I think the essence of the argument has always been, first of all, the Guild doesn't want writing on spec. And that's been a major problem over the years. But obviously, to the young writer that's unfair and it's discriminatory, and it can be very hurtful to one's career.
I suppose we think euphemistically that all writers write because they have something to say that is truthful and honest and pointed and important. And I suppose I subscribe to that, too. But God knows when I look back over thirty years of professional writing, I'm hard-pressed to come up with anything that's important. Some things are literate, some things are interesting, some things are classy, but very damn little is important.
I don't think playing it safe constitutes a retreat, necessarily. In other words, I don't think if, by playing safe he means we are not going to delve into controversy, then if that's what he means he's quite right. I'm not going to delve into controversy. Somebody asked me the other day if this means that I'm going to be a meek conformist, and my answer is no. I'm just acting the role of a tired non-conformist.

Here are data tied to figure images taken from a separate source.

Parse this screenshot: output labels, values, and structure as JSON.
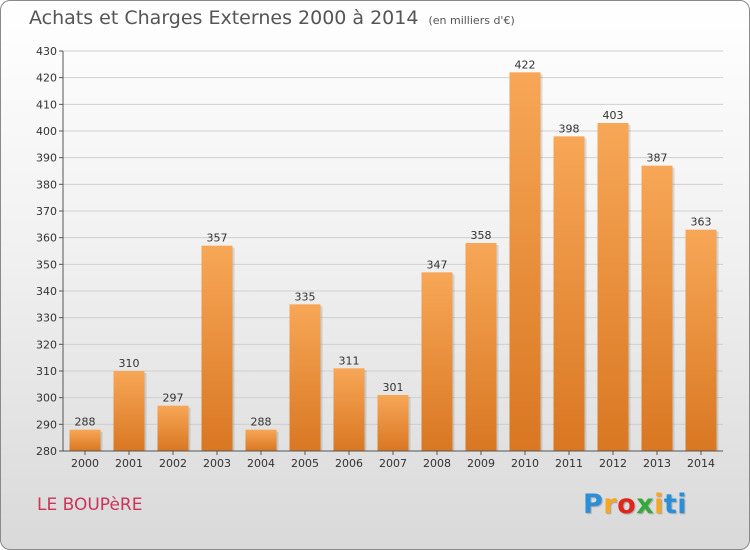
{
  "header": {
    "title": "Achats et Charges Externes 2000 à 2014",
    "unit": "(en milliers d'€)"
  },
  "footer": {
    "town": "LE BOUPèRE",
    "logo": [
      "P",
      "r",
      "o",
      "x",
      "i",
      "ti"
    ]
  },
  "colors": {
    "bar_light": "#f7a757",
    "bar_dark": "#d97722",
    "grid": "#d0d0d0",
    "axis_text": "#333333"
  },
  "chart_data": {
    "type": "bar",
    "title": "Achats et Charges Externes 2000 à 2014",
    "subtitle": "(en milliers d'€)",
    "categories": [
      "2000",
      "2001",
      "2002",
      "2003",
      "2004",
      "2005",
      "2006",
      "2007",
      "2008",
      "2009",
      "2010",
      "2011",
      "2012",
      "2013",
      "2014"
    ],
    "values": [
      288,
      310,
      297,
      357,
      288,
      335,
      311,
      301,
      347,
      358,
      422,
      398,
      403,
      387,
      363
    ],
    "ylim": [
      280,
      430
    ],
    "yticks": [
      280,
      290,
      300,
      310,
      320,
      330,
      340,
      350,
      360,
      370,
      380,
      390,
      400,
      410,
      420,
      430
    ],
    "grid": true,
    "xlabel": "",
    "ylabel": ""
  }
}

It has forever been thus: So long as men write what they think, then all of the other freedoms - all of them - may remain intact. And it is then that writing becomes a weapon of truth, an article of faith, an act of courage.
I choose to think of tv audience as nameless, formless, faceless people who are all like me. And anything that I write, if I like it, they'll like it.
Someplace between apathy and anarchy is the stance of the thinking human being. He does embrace a cause, he does take a position, and can't allow it to become business as usual. Humanity is our business.
We're developing a new citizenry. One that will be very selective about cereals and automobiles, but won't be able to think.